Este tema acaba por se cruzar com a pergunta que continua a ser
insistentemente colocada e que consiste em saber se a economia mundial estará a
salvo, nos tempos mais próximos, de um novo possível abalo com epicentro no
sistema financeiro. Por outras palavras, se os desequilíbrios e más práticas financeiras
foram criteriosamente corrigidas, de maneira a evitar os efeitos de ampliação
que um qualquer choque que se abata sobre o sistema financeiro tende a provocar
com esses desequilíbrios e más práticas em vigor. Nos últimos tempos, dada a
ocorrência de algumas situações de euforia nos mercados de ações, particularmente
com génese nos EUA, discute-se se não estaremos perante um eminente choque de descida
de valor desses ativos, provocando efeitos em cadeia, não propriamente do tipo
dos ocorridos em plena crise do subprime.
A opinião dominante entre os responsáveis pelos principais bancos centrais é
claramente a de que no período de vida dos atuais responsáveis muito
dificilmente se assistirá a uma reedição de crise do tipo da de 2007-2008. A
questão da sobreavaliação de ativos não é ignorada por personalidades como Janet
Yellen (FED USA) ou Mark Carney (Banco de Inglaterra), mas os efeitos de um
possível choque corretivo tendem a ser desvalorizados.
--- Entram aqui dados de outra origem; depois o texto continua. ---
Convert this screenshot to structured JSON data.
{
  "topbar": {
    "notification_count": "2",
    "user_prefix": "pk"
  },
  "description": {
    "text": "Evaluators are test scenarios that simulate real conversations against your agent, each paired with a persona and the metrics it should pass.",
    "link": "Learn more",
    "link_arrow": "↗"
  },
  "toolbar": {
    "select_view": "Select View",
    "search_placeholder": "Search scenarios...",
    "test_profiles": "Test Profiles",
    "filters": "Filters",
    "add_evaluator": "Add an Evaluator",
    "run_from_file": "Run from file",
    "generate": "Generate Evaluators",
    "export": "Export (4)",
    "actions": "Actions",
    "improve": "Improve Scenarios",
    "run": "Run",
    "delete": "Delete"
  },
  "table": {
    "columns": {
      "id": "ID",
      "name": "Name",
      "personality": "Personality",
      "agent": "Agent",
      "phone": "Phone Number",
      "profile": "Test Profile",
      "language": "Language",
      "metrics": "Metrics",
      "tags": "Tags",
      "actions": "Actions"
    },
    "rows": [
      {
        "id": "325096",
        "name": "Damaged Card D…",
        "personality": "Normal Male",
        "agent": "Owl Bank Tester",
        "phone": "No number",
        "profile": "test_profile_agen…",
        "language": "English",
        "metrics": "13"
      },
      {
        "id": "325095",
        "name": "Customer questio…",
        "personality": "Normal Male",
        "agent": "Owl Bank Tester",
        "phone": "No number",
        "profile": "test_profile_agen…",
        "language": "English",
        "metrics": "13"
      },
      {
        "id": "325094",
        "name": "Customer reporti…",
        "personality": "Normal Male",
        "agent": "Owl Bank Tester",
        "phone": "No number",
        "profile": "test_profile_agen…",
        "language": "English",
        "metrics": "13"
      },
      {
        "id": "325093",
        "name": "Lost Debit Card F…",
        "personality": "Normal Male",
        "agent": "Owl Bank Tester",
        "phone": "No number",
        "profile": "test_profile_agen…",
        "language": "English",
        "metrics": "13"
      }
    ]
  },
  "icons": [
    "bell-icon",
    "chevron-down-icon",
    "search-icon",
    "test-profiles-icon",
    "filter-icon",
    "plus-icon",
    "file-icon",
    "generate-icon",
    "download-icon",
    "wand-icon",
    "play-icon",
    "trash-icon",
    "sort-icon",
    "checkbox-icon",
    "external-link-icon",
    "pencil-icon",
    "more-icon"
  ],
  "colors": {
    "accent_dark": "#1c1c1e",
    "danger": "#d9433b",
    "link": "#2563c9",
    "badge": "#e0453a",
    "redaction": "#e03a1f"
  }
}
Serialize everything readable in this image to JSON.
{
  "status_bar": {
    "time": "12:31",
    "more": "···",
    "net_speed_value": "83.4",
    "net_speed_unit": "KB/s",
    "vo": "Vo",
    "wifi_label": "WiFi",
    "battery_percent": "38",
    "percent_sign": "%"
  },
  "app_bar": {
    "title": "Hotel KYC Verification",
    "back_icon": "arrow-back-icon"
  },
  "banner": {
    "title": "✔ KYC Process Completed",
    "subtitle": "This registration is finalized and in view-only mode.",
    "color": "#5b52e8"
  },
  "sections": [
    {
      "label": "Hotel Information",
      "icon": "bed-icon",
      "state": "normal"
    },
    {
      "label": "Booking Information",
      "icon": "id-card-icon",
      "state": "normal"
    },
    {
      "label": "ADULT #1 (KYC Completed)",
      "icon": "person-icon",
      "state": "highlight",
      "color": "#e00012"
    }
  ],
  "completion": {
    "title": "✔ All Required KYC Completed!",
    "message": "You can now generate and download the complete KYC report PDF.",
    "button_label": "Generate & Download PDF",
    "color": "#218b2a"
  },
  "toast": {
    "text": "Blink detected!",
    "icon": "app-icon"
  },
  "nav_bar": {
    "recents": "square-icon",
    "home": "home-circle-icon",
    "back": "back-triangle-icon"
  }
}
O principal argumento é
o de que sobrevaloração não foi alimentada ou está dependente de crédito bancário.
Gavyn Davies, cronista do Financial Times, que em 23 de julho analisou esse
problema (link aqui), embora aceite o argumento, não deixa de referir que os pronunciamentos
por exemplo do FED sobre a situação atual não resultaram de posições unânimes no
interior dos comités (neste caso do FOMC) que tomaram as devidas decisões. Outros
membros do FOMC estarão mais preocupados com os riscos da eufórica valorização
de ativos, o que sugere que estamos perante avaliações realizadas por diferentes
vias e valoração diferenciada de alguns aspetos em relação a outros. Davies trabalha
os mais recentes relatórios sobre estabilidade do sistema financeiro concluindo
que, sobretudo no caso europeu, é visível a maior regulação do BCE, com melhoria
declarada dos níveis de capitalização da banca europeia, embora se saiba que o
Monte Pachi di Sienna acaba de ser intervencionado. Dos elementos recolhidos
por Davies destaco sobretudo a ideia de que na sua esmagadora maioria a chamada
“banca sombra” foi puxada para a luz do dia, com evidentes ganhos de transparência
e de efetividade da regulação. A “banca sombra” é aquela que exerce funções
similares à banca tradicional mas escapa à regulação porque não constituem entidades
monetárias do sistema financeiro.
É neste contexto que os ventos desregulacionistas trazidos por Trump para a
economia americana podem ter um preço elevado. Se Trump explorou a chamada
fadiga da desigualdade promovendo o populismo à custa da manipulação desse sentimento
junto de certas populações, também poderíamos ter aqui pela frente um
aproveitamento da fadiga reguladora, gerando uma espécie de populismo financeiro.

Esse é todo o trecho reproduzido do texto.